Deep excavation and shield tunneling processes often induce significant deformation in adjacent existing pile foundations, posing risks to the safety of superstructures. To address this issue, capsule grouting expansion technology has emerged as an efficient and economical technology to actively control pile deformation during such construction activities. This technology has been applied in some engineering projects aimed at safeguarding nearby buildings or facilities. However, theoretical research on capsule grouting expansion technology is limited and lags behind its practical engineering application. This paper proposed a simplified theoretical approach for estimating the effect of capsule grouting expansion technology on the deformation of neighboring pile foundations. Initially, virtual image technology was employed to obtain an analytical solution for the lateral displacement of soil resulting from the expansion of a cylindrical cavity with infinite height.

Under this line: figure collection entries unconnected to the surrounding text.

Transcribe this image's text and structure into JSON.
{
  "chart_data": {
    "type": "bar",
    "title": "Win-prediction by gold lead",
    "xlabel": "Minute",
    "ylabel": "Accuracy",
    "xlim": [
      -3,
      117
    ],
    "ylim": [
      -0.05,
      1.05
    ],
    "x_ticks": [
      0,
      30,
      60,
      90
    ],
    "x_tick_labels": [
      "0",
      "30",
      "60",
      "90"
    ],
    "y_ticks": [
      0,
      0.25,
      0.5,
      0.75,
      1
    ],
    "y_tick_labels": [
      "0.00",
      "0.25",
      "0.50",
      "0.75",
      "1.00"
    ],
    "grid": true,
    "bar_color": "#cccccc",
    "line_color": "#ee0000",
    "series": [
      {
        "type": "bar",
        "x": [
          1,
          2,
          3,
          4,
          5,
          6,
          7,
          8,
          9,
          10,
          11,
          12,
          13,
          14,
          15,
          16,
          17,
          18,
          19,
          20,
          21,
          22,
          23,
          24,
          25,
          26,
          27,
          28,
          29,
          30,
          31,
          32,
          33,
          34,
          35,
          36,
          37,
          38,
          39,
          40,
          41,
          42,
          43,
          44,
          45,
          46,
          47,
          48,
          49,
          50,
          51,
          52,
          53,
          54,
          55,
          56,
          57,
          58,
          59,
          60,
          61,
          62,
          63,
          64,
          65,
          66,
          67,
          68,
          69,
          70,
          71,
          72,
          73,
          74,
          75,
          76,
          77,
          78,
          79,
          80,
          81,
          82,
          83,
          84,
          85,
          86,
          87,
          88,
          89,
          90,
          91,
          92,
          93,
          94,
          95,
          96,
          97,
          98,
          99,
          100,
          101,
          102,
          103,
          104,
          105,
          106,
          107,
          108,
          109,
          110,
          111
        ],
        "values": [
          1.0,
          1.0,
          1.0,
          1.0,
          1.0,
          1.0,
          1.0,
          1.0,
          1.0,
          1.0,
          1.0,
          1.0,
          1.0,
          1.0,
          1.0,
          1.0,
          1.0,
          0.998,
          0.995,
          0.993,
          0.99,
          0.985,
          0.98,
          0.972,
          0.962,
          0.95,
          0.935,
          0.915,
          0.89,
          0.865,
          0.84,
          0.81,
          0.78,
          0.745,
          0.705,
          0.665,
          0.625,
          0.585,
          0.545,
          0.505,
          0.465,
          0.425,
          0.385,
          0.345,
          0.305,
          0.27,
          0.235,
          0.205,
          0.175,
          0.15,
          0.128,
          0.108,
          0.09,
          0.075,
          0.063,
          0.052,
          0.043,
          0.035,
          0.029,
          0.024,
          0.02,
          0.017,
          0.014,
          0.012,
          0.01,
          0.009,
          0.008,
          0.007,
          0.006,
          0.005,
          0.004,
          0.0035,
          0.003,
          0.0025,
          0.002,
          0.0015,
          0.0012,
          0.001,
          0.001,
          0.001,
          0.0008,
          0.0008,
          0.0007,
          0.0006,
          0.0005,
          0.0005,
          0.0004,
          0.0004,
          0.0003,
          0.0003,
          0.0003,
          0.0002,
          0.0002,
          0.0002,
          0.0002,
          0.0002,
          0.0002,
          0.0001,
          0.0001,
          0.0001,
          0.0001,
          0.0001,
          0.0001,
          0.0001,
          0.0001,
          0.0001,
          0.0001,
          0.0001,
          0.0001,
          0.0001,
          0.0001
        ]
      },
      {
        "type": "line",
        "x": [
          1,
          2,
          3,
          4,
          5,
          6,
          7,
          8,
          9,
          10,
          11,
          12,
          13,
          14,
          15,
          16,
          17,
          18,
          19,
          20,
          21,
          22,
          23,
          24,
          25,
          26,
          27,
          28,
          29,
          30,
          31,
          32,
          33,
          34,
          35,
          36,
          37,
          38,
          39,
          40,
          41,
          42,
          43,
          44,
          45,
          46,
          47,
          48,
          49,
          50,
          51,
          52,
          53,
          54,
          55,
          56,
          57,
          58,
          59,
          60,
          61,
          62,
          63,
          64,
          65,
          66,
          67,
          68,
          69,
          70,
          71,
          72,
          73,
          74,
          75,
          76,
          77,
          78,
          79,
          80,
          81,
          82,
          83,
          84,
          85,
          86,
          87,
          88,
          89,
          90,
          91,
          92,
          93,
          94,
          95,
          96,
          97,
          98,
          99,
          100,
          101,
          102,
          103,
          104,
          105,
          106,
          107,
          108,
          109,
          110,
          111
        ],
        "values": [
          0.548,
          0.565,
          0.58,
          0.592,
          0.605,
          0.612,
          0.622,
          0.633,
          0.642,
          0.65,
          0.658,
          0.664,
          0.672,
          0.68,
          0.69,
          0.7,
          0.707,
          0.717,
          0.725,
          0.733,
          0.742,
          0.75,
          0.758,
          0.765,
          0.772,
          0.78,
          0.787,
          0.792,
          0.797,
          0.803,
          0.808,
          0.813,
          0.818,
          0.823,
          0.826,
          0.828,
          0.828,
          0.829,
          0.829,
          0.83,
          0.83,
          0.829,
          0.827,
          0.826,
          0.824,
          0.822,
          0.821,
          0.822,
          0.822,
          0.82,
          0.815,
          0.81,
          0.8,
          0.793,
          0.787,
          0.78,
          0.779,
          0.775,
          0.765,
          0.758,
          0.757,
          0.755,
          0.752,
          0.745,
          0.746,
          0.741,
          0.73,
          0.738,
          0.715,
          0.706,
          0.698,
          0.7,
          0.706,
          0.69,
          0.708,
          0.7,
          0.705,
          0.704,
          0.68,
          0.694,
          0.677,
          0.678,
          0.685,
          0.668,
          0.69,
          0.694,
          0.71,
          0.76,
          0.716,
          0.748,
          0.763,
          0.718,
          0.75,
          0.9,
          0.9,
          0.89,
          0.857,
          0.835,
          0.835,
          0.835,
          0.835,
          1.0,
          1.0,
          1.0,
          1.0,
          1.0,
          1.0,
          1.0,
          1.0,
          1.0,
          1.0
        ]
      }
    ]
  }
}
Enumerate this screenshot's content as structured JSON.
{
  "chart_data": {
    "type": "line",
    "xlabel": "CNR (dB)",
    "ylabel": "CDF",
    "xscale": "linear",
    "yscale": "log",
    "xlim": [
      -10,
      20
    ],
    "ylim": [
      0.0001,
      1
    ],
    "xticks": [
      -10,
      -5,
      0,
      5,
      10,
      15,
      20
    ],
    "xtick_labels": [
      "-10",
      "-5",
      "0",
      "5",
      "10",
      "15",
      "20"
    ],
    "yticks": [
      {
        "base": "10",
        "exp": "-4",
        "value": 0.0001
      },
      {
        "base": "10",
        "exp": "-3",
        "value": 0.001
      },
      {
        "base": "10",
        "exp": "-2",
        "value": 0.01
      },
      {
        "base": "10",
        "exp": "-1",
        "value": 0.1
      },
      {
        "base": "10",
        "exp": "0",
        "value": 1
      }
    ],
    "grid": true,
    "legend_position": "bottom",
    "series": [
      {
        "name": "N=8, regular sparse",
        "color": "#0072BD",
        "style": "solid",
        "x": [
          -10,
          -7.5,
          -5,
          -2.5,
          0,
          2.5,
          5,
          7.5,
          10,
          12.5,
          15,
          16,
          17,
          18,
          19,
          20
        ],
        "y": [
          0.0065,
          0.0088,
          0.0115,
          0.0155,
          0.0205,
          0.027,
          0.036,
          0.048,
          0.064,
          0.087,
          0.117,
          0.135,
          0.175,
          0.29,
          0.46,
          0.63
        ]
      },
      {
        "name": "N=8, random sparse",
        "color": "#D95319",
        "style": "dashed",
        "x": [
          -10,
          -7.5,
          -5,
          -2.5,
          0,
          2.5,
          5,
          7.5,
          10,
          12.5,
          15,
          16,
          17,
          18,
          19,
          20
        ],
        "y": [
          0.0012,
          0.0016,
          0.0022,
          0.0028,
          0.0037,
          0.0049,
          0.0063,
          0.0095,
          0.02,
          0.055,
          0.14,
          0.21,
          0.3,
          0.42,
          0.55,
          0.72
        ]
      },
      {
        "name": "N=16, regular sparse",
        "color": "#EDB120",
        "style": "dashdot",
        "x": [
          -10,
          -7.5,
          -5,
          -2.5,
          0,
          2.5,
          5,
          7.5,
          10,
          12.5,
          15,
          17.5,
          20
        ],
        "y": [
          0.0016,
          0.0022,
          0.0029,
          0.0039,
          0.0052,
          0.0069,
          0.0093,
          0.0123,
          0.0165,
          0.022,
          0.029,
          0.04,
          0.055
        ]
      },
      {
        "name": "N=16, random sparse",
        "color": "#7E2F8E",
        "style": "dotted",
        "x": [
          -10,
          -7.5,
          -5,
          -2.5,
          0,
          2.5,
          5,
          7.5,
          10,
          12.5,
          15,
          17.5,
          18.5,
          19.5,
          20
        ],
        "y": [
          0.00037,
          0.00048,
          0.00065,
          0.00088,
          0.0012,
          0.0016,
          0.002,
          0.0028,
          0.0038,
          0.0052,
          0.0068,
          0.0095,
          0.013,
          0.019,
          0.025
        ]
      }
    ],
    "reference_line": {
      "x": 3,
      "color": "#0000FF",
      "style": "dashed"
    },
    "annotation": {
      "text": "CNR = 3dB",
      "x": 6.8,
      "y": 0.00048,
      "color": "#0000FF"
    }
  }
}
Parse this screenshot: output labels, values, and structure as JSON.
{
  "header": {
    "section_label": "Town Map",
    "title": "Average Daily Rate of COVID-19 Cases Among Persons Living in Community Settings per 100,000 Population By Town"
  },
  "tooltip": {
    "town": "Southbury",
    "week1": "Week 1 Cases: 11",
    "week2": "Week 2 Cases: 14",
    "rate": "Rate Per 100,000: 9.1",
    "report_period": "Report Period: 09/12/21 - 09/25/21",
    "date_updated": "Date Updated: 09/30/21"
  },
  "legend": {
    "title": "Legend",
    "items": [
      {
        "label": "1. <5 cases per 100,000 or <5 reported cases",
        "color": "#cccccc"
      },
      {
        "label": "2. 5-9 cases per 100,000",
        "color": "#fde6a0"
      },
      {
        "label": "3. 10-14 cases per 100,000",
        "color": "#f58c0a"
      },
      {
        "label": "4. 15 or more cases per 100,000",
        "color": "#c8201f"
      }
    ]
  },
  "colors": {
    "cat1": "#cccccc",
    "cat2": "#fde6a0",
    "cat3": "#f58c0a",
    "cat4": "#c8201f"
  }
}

The pile was considered as an Euler–Bernoulli beam on a Winkler foundation, allowing for the calculation of the loading response of the existing pile foundation. Utilizing the two-stage method, the theoretical analytical method of the lateral deformation of the pile shaft caused by capsule expansion was obtained. The reliability of the proposed theoretical method was verified by comparing the measured and calculated results. Further investigation into the controlling effect of the capsule grouting expansion technology on the deformation of the pile foundation was conducted through parametric analyses. These analyses encompass capsule radius, the distance between the capsule and pile foundation, the depth of the capsule, the length of the capsule, and the pile base constraints.